To integrate our 5hmC maps with epigenomic features involved in gene regulation we analysed the overlap of 5hmC peaks with genomic profiles of histone modifications. Since our flow sort material was insufficient to conduct ChIP measurements we used whole small intestine ENCODE ChIP-seq data. In this manner 5hmC dynamics would be measured within ‘static’ histone modification intervals to assess an overall ‘interaction’. We observed an overlap with histone H3 lysine 36 trimethylation (H3K36me3) peaks, that marks actively transcribed genes57 primarily for intragenic peaks that gain 5hmC (Fig. 3f). A much greater overlap was found between H3K4me1 peaks and those that gain 5hmC at intergenic sites, and a considerable overlap was also observed with gain of 5hmC in intragenic regions (Fig. 3f). H3K27ac and bivalent H3K4me1/H3K27ac sites also often overlapped with 5hmC peaks, most frequently with intragenic and intergenic sites that gained 5hmC. These results are in good agreement with enrichment of 5hmC at poised and active enhancers recently described in mouse embryonic and somatic cells10,11.
Low frequency overlaps with H3K4me3 peaks were observed (Fig. 3f). This was expected given that H3K4me3 locates mostly to transcriptional start sites (TSS) and promoter CpG islands where 5hmC is normally absent25. H3K27me3 and bivalent H3K4/K27me3 sites also showed a minimal overlap with 5hmC. However, genes with promoters marked by H3K4me3 within 5 kb of the TSS (n = 11104) were for the most part highly expressed in Cd24a_Mid and Cd24a_Neg cells and more frequently gained 5hmC (n = 3130, ~28%), albeit a considerable number lost 5hmC (n = 1477, ~13%) at the cut-off used for significant changes in 5hmC (p.adj < 0.001) (Supplementary Fig. S7). On the other hand, genes with bivalent H3K4/K27me3 promoters (n = 3384 promoters) showed constitutively lower levels of gene activity and more frequently loss of intragenic 5hmC (~23% gain against ~10% loss of intragenic 5hmC) in the differentiated progeny (Supplementary Fig. S7).

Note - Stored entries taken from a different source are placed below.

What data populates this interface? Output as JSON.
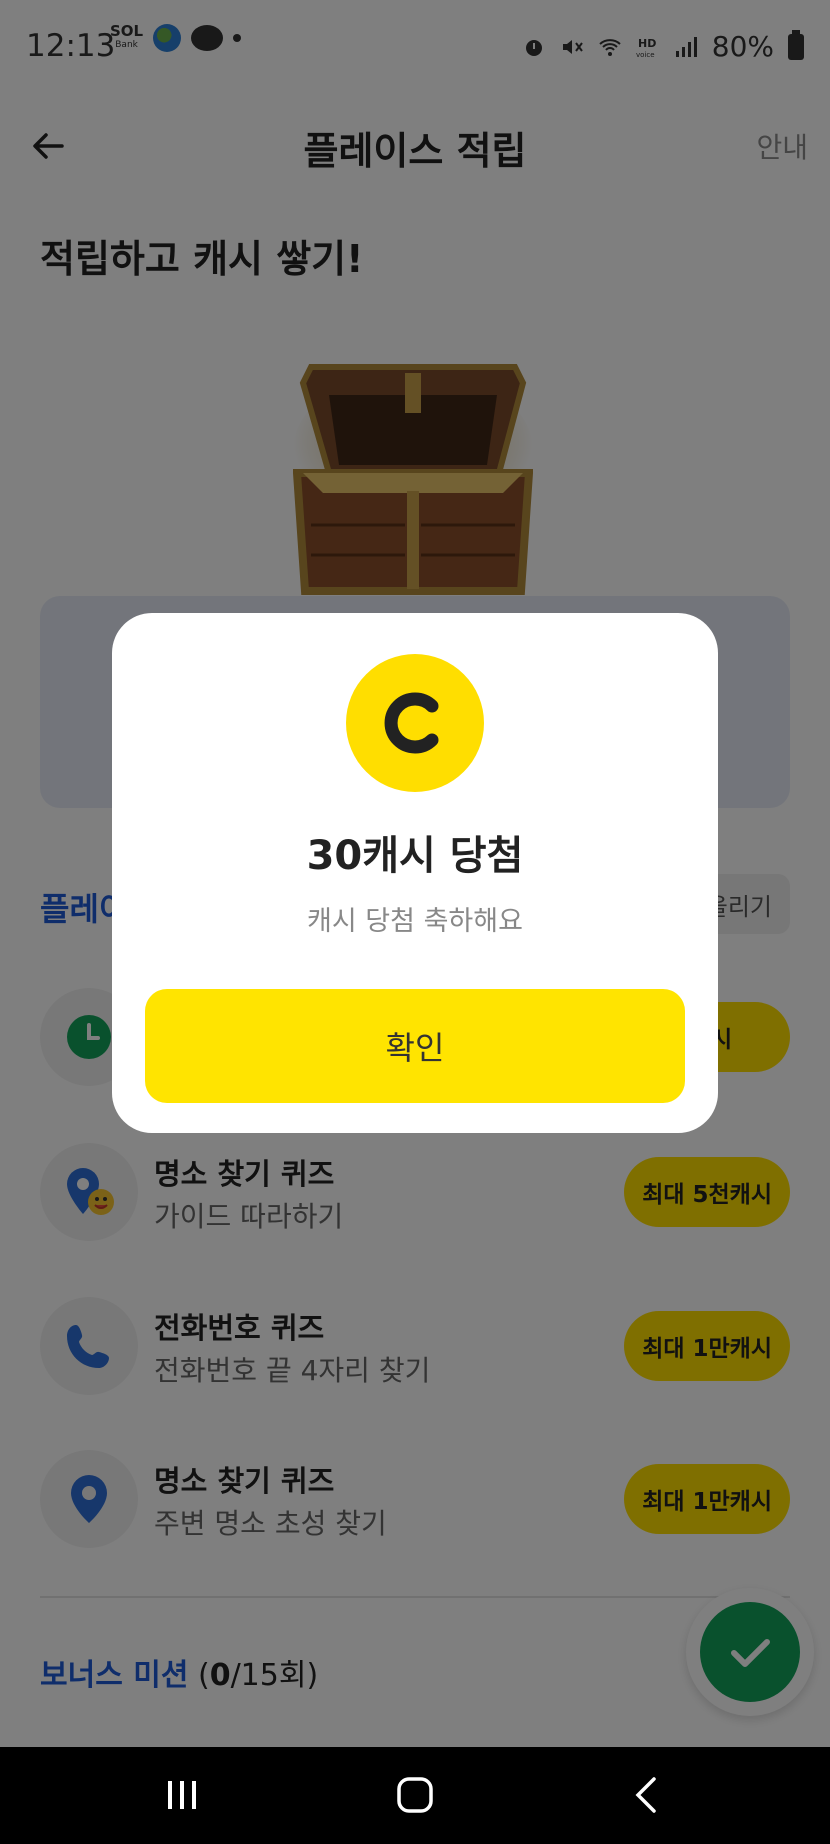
{
  "status_bar": {
    "time": "12:13",
    "battery": "80%",
    "icons": [
      "sol-bank-icon",
      "globe-icon",
      "talk-icon",
      "notification-dot",
      "alarm-icon",
      "mute-icon",
      "wifi-icon",
      "hd-voice-icon",
      "signal-icon",
      "battery-icon"
    ]
  },
  "header": {
    "title": "플레이스 적립",
    "info_label": "안내"
  },
  "headline": "적립하고 캐시 쌓기!",
  "section": {
    "title_partial": "플레이",
    "sort_label_partial": "올리기"
  },
  "missions": [
    {
      "title": "",
      "subtitle": "",
      "badge": "캐시",
      "icon": "clock-icon"
    },
    {
      "title": "명소 찾기 퀴즈",
      "subtitle": "가이드 따라하기",
      "badge": "최대 5천캐시",
      "icon": "location-emoji-icon"
    },
    {
      "title": "전화번호 퀴즈",
      "subtitle": "전화번호 끝 4자리 찾기",
      "badge": "최대 1만캐시",
      "icon": "phone-icon"
    },
    {
      "title": "명소 찾기 퀴즈",
      "subtitle": "주변 명소 초성 찾기",
      "badge": "최대 1만캐시",
      "icon": "location-pin-icon"
    }
  ],
  "bonus": {
    "label": "보너스 미션",
    "progress_done": "0",
    "progress_total": "/15회"
  },
  "modal": {
    "coin_letter": "C",
    "title": "30캐시 당첨",
    "subtitle": "캐시 당첨 축하해요",
    "confirm_label": "확인"
  },
  "colors": {
    "accent_yellow": "#ffde00",
    "brand_blue": "#1e5bd6",
    "success_green": "#13a35b"
  }
}
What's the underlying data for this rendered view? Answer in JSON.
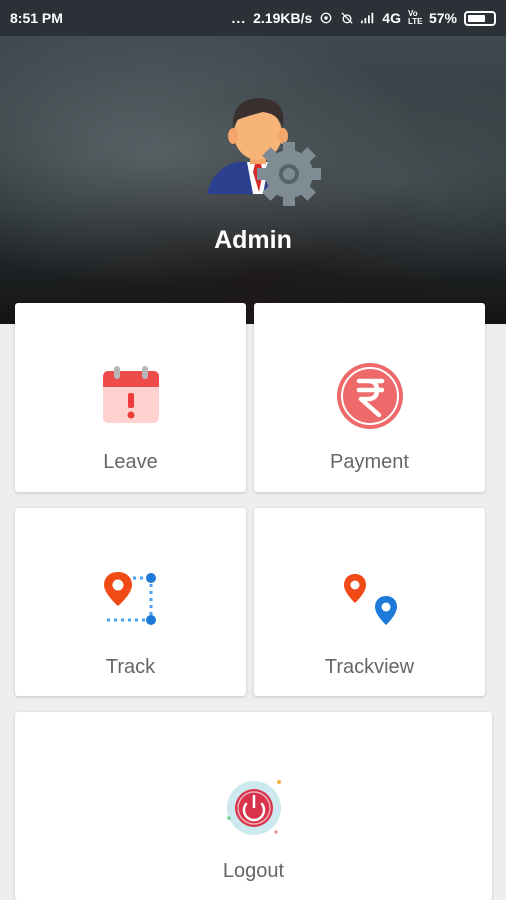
{
  "status_bar": {
    "time": "8:51 PM",
    "dots": "...",
    "network_speed": "2.19KB/s",
    "network_type": "4G",
    "volte": "Vo LTE",
    "battery": "57%"
  },
  "header": {
    "user_name": "Admin",
    "avatar_icon": "admin-settings-icon"
  },
  "menu": [
    {
      "label": "Leave",
      "icon": "calendar-alert-icon"
    },
    {
      "label": "Payment",
      "icon": "rupee-icon"
    },
    {
      "label": "Track",
      "icon": "route-track-icon"
    },
    {
      "label": "Trackview",
      "icon": "map-pins-icon"
    },
    {
      "label": "Logout",
      "icon": "power-icon"
    }
  ],
  "colors": {
    "status_bar": "#2b3137",
    "calendar_red": "#ee4b4b",
    "rupee_red": "#ee6a6a",
    "pin_orange": "#f04a16",
    "pin_blue": "#1e7ad8",
    "power_red": "#d8334a"
  }
}
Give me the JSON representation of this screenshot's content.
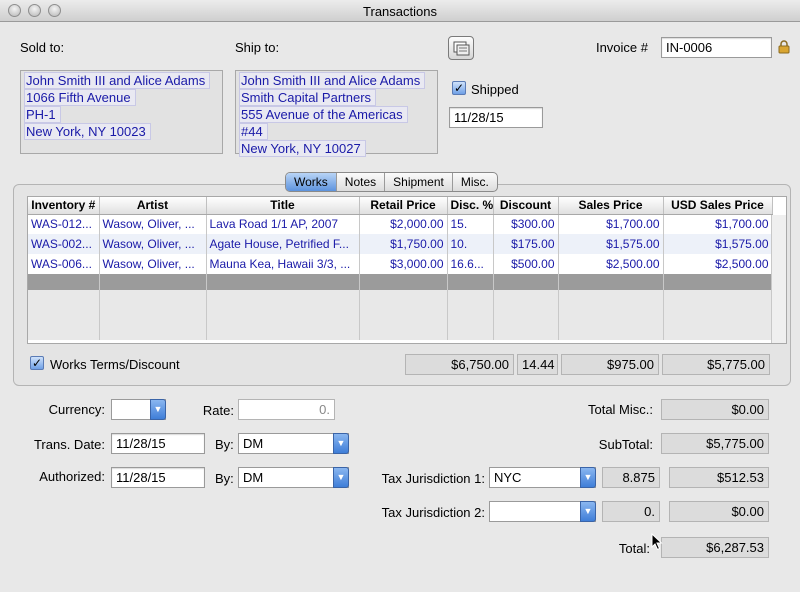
{
  "window": {
    "title": "Transactions"
  },
  "sold_to": {
    "label": "Sold to:",
    "lines": [
      "John Smith III and Alice Adams",
      "1066 Fifth Avenue",
      "PH-1",
      "New York, NY 10023"
    ]
  },
  "ship_to": {
    "label": "Ship to:",
    "lines": [
      "John Smith III and Alice Adams",
      "Smith Capital Partners",
      "555 Avenue of the Americas",
      "#44",
      "New York, NY 10027"
    ]
  },
  "invoice": {
    "label": "Invoice #",
    "value": "IN-0006"
  },
  "shipped": {
    "label": "Shipped",
    "checked": true,
    "date": "11/28/15"
  },
  "tabs": [
    "Works",
    "Notes",
    "Shipment",
    "Misc."
  ],
  "table": {
    "headers": [
      "Inventory #",
      "Artist",
      "Title",
      "Retail Price",
      "Disc. %",
      "Discount",
      "Sales Price",
      "USD Sales Price"
    ],
    "rows": [
      [
        "WAS-012...",
        "Wasow, Oliver, ...",
        "Lava Road 1/1 AP, 2007",
        "$2,000.00",
        "15.",
        "$300.00",
        "$1,700.00",
        "$1,700.00"
      ],
      [
        "WAS-002...",
        "Wasow, Oliver, ...",
        "Agate House, Petrified F...",
        "$1,750.00",
        "10.",
        "$175.00",
        "$1,575.00",
        "$1,575.00"
      ],
      [
        "WAS-006...",
        "Wasow, Oliver, ...",
        "Mauna Kea, Hawaii 3/3, ...",
        "$3,000.00",
        "16.6...",
        "$500.00",
        "$2,500.00",
        "$2,500.00"
      ]
    ]
  },
  "works_terms": {
    "label": "Works Terms/Discount",
    "checked": true
  },
  "totals_row": {
    "retail": "$6,750.00",
    "disc_pct": "14.44",
    "discount": "$975.00",
    "sales": "$5,775.00"
  },
  "currency": {
    "label": "Currency:",
    "value": ""
  },
  "rate": {
    "label": "Rate:",
    "value": "0."
  },
  "trans_date": {
    "label": "Trans. Date:",
    "value": "11/28/15",
    "by_label": "By:",
    "by_value": "DM"
  },
  "authorized": {
    "label": "Authorized:",
    "value": "11/28/15",
    "by_label": "By:",
    "by_value": "DM"
  },
  "total_misc": {
    "label": "Total Misc.:",
    "value": "$0.00"
  },
  "subtotal": {
    "label": "SubTotal:",
    "value": "$5,775.00"
  },
  "tax1": {
    "label": "Tax Jurisdiction 1:",
    "jurisdiction": "NYC",
    "rate": "8.875",
    "amount": "$512.53"
  },
  "tax2": {
    "label": "Tax Jurisdiction 2:",
    "jurisdiction": "",
    "rate": "0.",
    "amount": "$0.00"
  },
  "total": {
    "label": "Total:",
    "value": "$6,287.53"
  },
  "colors": {
    "link_text": "#1a1aa8",
    "accent": "#5d93de"
  },
  "icons": {
    "copy_address": "copy-address-icon",
    "lock": "lock-icon"
  }
}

Only a small number of 5hmC peaks were found to overlap with CTCF, a chromatin associated factor involved in long-range genetic interactions64 (Fig. 3f). ENCODE ChIP-seq profiled whole intestine, precluding resolution of stem cell specific signatures such as histone bivalency at promoters and enhancers. Nevertheless, these results identify negative and positive associations between 5hmC changes and key histone modifications.

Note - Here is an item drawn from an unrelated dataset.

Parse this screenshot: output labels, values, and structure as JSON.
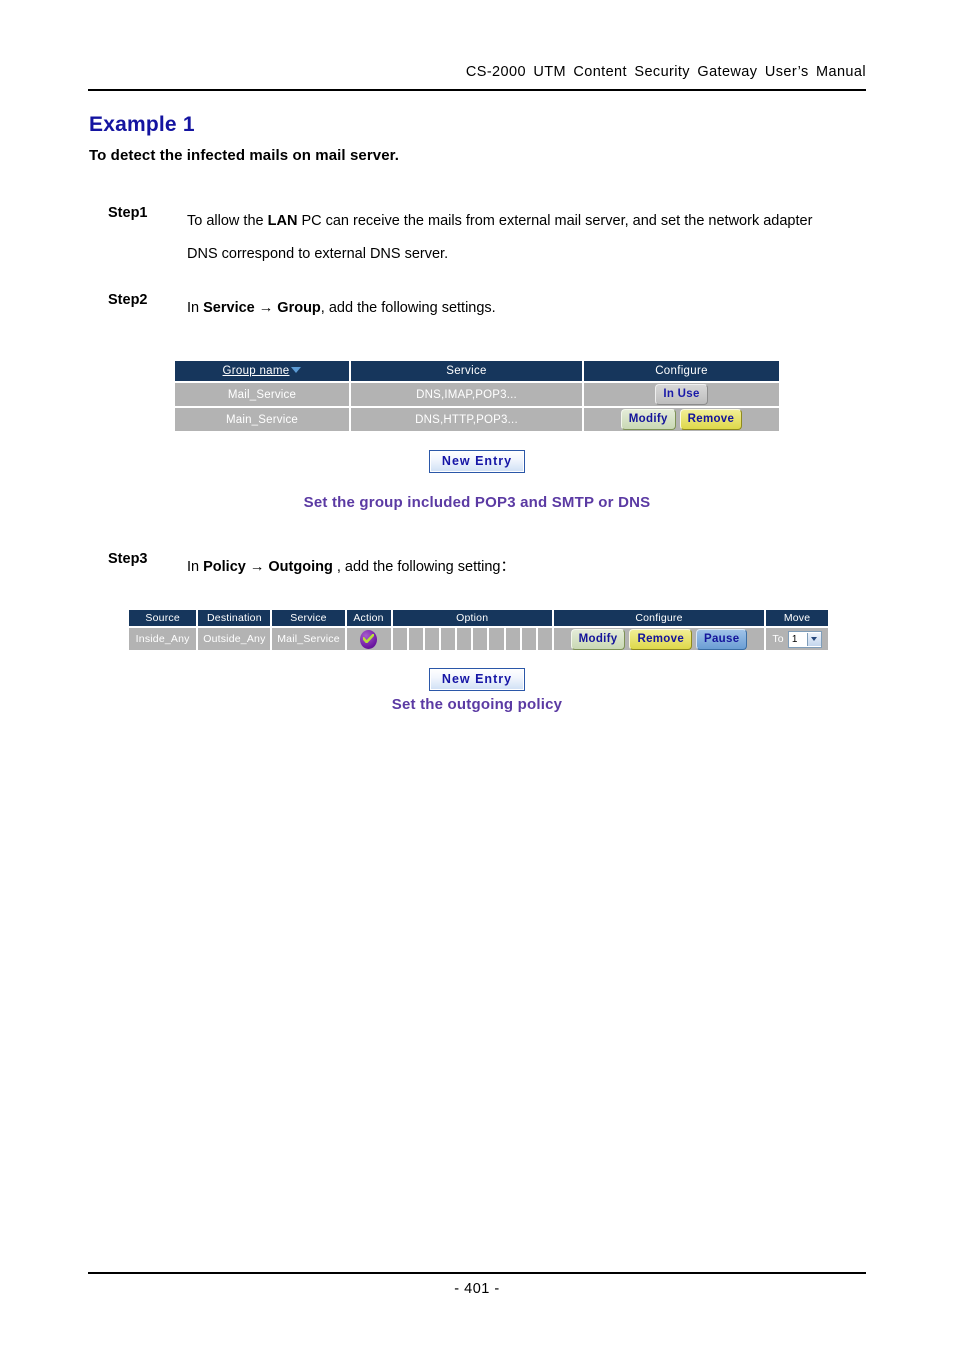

GO analysis for genes with significant 5hmC intragenic changes (Supplementary Tables S11 and S12) showed enrichments of GO categories associated with cellular metabolism and cell-cell interaction (Fig. 3g and Supplementary Fig. S8) akin with GO category enrichments associated with upregulated genes. However, GO category enrichments driven by these intragenic 5hmC changes were similar for genes that gained or lost 5hmC. Intergenic 5hmC peaks were assigned to the nearest gene and included the proximal promoters. We observed enrichments for GO categories associated with cell signaling, DNA template processes and organ morphogenesis (Fig. 3g and Supplementary Fig. S8) – again irrespective of the direction in 5hmC change (Supplementary Fig. S8 and Supplementary Tables S13 and S14) and in this instance akin with GO category enrichments associated with downregulated genes (Supplementary Fig. S4). These GO analyses would suggest that stemness in mouse intestine may be primarily controlled by intergenic regulatory elements and suggest that while gene activation or silencing is associated with changes in 5hmC, these changes are dependent on the genomic context and not strictly directional.

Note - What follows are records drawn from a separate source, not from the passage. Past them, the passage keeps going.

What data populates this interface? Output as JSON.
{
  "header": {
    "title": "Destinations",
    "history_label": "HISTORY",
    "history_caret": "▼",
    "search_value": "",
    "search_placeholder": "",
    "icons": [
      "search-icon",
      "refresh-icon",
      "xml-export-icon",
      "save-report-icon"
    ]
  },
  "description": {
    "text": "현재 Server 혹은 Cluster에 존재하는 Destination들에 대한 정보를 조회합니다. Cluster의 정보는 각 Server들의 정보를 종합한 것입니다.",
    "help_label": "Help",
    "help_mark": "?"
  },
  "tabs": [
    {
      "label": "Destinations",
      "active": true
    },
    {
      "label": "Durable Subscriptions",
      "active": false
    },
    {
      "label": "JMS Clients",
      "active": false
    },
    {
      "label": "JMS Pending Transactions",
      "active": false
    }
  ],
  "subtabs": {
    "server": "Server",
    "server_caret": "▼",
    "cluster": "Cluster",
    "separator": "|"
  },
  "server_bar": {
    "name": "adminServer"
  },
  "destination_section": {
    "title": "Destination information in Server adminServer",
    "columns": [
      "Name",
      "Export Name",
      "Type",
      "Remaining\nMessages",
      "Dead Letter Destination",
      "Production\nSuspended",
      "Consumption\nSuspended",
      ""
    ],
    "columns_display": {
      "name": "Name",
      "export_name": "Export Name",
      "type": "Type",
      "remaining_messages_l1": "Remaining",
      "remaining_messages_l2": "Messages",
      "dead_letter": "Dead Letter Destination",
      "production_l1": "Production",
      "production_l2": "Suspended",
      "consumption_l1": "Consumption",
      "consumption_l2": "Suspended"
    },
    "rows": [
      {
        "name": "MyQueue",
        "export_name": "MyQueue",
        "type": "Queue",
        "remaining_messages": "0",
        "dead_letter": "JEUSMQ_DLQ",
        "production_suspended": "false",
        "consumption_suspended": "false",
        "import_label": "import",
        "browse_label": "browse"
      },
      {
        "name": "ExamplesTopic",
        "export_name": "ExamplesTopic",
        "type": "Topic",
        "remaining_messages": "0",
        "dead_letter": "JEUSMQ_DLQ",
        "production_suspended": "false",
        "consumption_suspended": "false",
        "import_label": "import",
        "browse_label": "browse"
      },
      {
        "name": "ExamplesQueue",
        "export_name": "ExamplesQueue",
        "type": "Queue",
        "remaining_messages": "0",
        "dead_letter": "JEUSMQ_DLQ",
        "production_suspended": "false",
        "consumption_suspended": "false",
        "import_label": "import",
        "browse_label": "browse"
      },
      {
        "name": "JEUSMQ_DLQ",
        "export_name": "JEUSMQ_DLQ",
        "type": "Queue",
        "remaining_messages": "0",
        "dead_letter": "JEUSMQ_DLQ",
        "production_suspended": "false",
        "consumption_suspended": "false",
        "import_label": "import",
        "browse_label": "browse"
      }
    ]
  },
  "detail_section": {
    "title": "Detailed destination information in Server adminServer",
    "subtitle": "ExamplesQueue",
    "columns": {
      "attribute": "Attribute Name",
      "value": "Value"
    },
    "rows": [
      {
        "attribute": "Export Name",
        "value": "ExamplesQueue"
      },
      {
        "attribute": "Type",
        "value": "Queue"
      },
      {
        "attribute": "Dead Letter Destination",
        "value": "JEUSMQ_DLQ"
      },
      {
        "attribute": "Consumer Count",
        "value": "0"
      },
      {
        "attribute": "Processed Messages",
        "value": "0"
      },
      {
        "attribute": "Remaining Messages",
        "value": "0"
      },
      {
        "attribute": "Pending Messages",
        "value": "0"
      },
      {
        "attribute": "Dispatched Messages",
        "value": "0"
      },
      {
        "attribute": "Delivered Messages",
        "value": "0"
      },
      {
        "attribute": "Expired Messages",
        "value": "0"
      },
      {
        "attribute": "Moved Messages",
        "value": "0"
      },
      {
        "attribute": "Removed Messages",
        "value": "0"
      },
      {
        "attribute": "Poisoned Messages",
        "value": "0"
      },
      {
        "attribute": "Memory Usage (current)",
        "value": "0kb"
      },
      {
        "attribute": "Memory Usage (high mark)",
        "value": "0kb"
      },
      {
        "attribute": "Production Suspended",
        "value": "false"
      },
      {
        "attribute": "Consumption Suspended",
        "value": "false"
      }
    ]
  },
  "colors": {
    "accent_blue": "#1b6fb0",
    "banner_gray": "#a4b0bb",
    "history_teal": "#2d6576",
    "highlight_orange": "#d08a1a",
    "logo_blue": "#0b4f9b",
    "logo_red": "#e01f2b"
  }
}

We therefore took a closer look at the association between gene expression and 5hmC genomic contexts. In the progenitors (Cd24a_Mid) we observed no correlation between expression levels and 5hmC for both intragenic and intergenic 5hmC peaks (Fig. 4a). The correlation coefficient became positive when expression level and 5hmC content were compared in progeny (Cd24a_Neg), but more so for loci with significant changes in expression and 5hmC between progenitors and progeny (Fig. 4b). This analysis indicated that the gene expression programme of proliferating progenitors (stem cells) does not require high levels of 5hmC and suggested a stronger association between expression change and 5hmC change upon lineage inductions.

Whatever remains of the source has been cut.